During the civil war in Russia (1918–21) Podolia was among the regions which suffered most severely. Pogroms began with the retreat of the Ukrainian army through Podolia before the advancing Red Army, fomented by Ukrainian army units, bands of peasants who rebelled against the Soviet regime, and units of the White Army commanded by A.I. *Denikin. Massacres took place in Proskurov and Felshtin (Gvardeyskoye) in February 1919. Up to the end of 1921, 162 pogroms occurred in 52 localities of Podolia, 125 by the Ukrainians, 28 by the White Army, and nine by the Poles. The total number of victims has been estimated at about 3,700. The most sinister pogroms (after Proskurov and Felshtin) took place in Trostyanets (with 342 dead), *Bratslav (where pogroms occurred 11 times), and *Litin. The small Jewish settlements in the villages were destroyed and completely abandoned. Refugees from the villages and the townlets streamed into the larger towns of the region and *Odessa. Many crossed the borders into Bessarabia and Poland. Typhus and famine also devastated the Jewish population. In many settlements (Orinin, Chmielnik, Kamenets-Podolski, etc.), Jewish *self-defense units were organized against the pogroms. They withstood the rioters but could not resist the regular army units. Many Jewish youths joined the ranks of the Red Army, within whose framework Jewish units were occasionally formed. These were specially sent on punitive expeditions against rebellious villages.
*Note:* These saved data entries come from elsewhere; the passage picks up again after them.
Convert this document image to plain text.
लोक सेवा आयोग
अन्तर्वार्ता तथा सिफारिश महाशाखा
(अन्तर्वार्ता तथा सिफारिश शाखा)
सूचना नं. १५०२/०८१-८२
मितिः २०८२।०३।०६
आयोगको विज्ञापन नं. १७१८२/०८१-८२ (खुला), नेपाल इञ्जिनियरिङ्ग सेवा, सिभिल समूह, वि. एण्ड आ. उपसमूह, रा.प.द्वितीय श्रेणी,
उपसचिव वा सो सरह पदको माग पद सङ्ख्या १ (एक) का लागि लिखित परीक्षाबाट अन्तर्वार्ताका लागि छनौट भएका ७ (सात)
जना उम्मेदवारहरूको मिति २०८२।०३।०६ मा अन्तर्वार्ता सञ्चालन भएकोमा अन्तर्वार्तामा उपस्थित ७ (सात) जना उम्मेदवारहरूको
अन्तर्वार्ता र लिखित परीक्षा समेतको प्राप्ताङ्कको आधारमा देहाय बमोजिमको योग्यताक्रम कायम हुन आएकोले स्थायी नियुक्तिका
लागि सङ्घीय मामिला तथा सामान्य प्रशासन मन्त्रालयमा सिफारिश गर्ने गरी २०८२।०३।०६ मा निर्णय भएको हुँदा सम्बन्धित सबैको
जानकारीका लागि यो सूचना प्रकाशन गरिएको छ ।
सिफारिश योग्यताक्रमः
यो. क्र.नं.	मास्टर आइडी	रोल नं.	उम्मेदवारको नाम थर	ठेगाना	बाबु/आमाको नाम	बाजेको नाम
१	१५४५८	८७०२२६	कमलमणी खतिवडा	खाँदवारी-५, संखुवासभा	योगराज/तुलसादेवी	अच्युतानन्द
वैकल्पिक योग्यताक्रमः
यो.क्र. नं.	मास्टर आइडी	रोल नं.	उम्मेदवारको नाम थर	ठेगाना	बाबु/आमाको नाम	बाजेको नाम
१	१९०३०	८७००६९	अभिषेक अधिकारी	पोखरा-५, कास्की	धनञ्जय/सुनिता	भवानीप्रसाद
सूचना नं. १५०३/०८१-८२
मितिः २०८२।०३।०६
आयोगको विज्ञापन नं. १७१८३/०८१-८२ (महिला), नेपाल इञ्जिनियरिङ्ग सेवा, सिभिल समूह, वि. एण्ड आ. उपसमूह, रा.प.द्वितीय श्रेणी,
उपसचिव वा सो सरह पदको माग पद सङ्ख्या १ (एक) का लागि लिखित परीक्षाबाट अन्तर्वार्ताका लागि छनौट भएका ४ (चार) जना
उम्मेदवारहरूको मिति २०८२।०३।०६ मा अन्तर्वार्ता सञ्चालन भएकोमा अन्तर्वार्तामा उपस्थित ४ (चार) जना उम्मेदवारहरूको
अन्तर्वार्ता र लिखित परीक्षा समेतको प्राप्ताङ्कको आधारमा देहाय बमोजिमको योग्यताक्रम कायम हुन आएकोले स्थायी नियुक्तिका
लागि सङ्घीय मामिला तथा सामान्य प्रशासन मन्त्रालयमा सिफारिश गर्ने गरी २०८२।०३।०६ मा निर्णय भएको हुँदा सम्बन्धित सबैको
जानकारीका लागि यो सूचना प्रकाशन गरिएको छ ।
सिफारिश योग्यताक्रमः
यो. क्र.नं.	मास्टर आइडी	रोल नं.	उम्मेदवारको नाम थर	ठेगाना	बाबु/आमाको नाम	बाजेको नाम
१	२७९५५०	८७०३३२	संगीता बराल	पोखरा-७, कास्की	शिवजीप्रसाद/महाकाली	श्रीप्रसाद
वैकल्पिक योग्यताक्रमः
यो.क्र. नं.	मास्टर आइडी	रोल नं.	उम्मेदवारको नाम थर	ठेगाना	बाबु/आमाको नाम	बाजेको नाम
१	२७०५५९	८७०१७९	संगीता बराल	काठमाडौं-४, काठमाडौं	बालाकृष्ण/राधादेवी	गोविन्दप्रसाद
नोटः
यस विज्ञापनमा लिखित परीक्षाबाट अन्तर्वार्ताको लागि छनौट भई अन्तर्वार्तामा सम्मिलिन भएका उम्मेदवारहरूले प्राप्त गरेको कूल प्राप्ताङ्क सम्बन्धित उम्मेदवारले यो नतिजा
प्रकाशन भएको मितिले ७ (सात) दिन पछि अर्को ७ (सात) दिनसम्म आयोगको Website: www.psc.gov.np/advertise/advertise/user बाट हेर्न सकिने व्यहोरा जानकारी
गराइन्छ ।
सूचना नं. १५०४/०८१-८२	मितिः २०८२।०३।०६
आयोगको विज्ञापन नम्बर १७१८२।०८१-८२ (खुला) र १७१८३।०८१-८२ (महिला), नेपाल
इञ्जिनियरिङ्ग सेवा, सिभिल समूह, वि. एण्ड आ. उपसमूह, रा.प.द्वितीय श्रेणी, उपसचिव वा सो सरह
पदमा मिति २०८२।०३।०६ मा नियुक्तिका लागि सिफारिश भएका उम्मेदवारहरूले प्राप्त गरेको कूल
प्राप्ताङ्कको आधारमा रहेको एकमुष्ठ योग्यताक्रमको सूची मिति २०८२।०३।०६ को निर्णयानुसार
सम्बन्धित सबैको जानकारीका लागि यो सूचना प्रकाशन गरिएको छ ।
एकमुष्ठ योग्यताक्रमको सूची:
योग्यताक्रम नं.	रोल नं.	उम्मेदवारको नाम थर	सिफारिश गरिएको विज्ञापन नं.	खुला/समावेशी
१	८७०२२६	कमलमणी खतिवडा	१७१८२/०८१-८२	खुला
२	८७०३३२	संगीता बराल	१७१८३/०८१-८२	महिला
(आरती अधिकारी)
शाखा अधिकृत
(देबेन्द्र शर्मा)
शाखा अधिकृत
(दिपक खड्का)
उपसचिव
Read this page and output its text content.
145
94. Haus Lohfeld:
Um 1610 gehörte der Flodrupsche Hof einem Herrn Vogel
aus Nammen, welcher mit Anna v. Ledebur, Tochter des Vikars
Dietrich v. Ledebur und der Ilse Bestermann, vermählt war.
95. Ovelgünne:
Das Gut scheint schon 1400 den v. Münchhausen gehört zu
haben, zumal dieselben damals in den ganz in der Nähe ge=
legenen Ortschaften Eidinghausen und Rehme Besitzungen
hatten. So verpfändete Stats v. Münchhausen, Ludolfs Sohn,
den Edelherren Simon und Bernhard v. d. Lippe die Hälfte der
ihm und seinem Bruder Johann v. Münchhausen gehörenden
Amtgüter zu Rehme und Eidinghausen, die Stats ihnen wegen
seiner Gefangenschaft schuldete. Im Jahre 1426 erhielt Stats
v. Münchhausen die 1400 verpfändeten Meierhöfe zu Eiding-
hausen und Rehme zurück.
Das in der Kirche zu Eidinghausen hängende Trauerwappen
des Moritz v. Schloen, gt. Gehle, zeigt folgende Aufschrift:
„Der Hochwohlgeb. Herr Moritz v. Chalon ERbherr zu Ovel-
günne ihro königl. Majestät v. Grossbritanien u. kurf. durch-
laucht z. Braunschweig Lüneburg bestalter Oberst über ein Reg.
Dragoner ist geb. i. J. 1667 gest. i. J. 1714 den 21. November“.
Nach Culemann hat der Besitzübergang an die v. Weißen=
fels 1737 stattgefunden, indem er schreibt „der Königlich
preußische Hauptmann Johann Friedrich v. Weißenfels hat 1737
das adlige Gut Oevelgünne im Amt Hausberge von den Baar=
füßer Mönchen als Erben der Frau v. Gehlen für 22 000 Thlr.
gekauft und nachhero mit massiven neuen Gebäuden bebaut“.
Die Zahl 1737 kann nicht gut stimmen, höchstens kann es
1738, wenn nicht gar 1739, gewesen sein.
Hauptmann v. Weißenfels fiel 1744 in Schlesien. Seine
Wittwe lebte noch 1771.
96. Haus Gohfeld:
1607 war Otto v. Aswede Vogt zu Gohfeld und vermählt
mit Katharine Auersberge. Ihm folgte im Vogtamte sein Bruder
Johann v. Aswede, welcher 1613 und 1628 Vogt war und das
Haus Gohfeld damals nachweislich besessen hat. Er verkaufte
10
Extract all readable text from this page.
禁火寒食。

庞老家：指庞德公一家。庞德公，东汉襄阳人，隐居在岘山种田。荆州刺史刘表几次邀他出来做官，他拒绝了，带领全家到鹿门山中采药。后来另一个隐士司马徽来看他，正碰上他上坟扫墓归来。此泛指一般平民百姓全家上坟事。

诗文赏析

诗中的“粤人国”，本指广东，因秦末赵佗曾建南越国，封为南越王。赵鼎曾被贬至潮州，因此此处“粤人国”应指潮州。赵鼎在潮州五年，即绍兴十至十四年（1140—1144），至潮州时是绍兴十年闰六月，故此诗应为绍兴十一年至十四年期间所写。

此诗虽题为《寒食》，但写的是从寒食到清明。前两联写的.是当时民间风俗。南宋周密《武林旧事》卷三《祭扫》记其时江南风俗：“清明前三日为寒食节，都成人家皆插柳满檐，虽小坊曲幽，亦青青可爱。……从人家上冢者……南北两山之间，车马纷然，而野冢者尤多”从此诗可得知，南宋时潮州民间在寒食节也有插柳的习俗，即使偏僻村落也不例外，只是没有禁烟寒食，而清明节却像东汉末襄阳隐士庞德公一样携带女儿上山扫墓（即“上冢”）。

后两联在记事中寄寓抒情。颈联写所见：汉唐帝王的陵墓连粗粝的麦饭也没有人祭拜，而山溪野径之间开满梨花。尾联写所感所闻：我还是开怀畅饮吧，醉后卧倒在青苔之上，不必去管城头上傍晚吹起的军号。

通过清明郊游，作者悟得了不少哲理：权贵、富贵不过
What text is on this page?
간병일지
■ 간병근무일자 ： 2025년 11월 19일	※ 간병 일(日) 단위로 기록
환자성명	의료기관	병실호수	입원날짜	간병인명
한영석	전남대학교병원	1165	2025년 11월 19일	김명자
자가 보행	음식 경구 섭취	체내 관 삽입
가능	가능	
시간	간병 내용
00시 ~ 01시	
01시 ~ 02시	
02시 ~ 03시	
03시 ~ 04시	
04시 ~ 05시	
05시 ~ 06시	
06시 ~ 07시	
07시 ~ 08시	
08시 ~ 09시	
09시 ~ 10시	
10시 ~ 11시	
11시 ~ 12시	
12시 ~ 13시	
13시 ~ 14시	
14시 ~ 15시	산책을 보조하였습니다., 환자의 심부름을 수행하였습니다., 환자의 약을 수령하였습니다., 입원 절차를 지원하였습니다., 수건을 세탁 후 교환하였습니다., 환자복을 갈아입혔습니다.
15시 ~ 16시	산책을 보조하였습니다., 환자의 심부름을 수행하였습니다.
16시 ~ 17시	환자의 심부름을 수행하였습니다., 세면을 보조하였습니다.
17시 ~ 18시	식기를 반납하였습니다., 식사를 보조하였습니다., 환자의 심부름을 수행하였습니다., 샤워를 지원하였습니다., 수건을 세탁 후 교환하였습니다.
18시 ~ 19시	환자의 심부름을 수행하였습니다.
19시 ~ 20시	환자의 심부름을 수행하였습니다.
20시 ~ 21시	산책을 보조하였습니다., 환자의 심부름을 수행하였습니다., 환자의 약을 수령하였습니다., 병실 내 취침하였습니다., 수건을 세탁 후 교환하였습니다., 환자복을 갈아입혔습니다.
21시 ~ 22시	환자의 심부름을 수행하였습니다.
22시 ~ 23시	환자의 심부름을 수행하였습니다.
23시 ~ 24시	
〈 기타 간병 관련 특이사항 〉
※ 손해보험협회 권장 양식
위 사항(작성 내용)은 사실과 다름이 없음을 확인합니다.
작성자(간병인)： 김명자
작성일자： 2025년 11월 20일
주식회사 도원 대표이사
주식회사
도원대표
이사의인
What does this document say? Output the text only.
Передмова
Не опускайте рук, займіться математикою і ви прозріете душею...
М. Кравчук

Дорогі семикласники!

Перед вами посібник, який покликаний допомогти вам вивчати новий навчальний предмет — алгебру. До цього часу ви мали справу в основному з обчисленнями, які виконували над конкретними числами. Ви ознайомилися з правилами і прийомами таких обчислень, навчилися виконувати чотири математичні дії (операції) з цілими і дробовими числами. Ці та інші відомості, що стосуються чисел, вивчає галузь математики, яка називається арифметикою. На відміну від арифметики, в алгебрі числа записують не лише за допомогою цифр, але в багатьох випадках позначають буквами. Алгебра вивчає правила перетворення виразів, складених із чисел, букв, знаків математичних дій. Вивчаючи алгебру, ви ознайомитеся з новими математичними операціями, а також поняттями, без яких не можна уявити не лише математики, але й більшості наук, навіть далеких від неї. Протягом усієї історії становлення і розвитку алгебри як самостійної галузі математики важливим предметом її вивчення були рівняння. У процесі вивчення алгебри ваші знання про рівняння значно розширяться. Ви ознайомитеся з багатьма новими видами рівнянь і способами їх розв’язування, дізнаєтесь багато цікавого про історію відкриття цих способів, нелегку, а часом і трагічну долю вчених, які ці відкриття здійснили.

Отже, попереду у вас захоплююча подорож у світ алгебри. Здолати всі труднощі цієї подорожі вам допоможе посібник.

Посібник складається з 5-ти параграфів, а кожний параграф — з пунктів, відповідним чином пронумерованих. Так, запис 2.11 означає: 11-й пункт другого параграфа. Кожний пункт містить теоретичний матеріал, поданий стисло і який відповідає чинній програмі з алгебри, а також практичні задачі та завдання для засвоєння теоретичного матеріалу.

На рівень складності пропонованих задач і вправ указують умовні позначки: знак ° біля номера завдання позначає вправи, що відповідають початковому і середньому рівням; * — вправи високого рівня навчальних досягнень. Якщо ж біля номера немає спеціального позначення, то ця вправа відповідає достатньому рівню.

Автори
Under Communist rule Jewish communal life ceased and the position of the Jews of Podolia was the same as that of the rest of Russian Jewry. In the 1920s Jews in Podolia organized cells of *He-Ḥalutz and other secret Zionist youth movements. In 1925 a petition for the right to study Hebrew, signed by thousands of Jewish children in Podolian towns and townlets, was presented to the authorities. The Jewish population in 1926 numbered 347,481 in the seven regions which comprised the former province of Podolia (and some smaller areas outside it).

Holocaust and Contemporary Periods

During World War II, after the Germans invaded the Soviet Union, they ceded the greater part of Podolia to the Romanians. The whole of the area between the Dniester and Bug rivers extending to the Black Sea (including Odessa) became known as *Transnistria. The northwestern part of Podolia (including Kamenets-Podolski) was included in the General-Kommissariat Volhynien-Podolien. The Germans systematically murdered the Jews who did not succeed in escaping eastward, in a series of massacres which continued until the end of 1942. The region of Transnistria became a center for the concentration of the 120,000 Jews expelled from *Bessarabia, *Bukovina, and other parts of Romania, who were segregated in the ghettos set up in Mogilev, *Shargorod, Bershad, Tulchin, Balta, and other towns.

At the time of the liberation of Transnistria by the Red Army in the spring of 1944, there were some 60,000 Jews in the region, of whom 15,000 had lived there before the German occupation, while the remainder were from Romania. In 1970 there were still many thousands of Jews living in Podolia but their exact number is unknown. There was apparently no Jewish communal life except for small groups of worshipers connected with local synagogues. In the 1990s many Jews immigrated to Israel and the West.

BIBLIOGRAPHY:

M.N. Litinski, Sefer Korot Podolya ve-Kadmoniyyot ha-Yehudim (1895); Ettinger, in: Zion, 21 (1956), 107–42; Pogrom Korbones in Podolia 1918–1921, Bleter far yiddishe Demographie, Statistik un Ekonomik, 4 (1929), 290; A.D. Rosenthal, Megillat ha-Tevaḥ, 3 vols. (1927–31); Reshumot, 3 (1923), 60–131, 157–214; 264–310, 356–446; A. Gumener, A Kapitl Ukraine (1921); M. Carp, Transnistria (Yid., 1950); M. Carp, Cartea Neagră, 3 (1947) [Transnistria (Rom.)]; M. Osherovitch, Geshikhtes fun Mayn Lebn (1945); R. Feigenberg, Nava-Nad (1942); A. Friman, 1919 (Heb., 1968).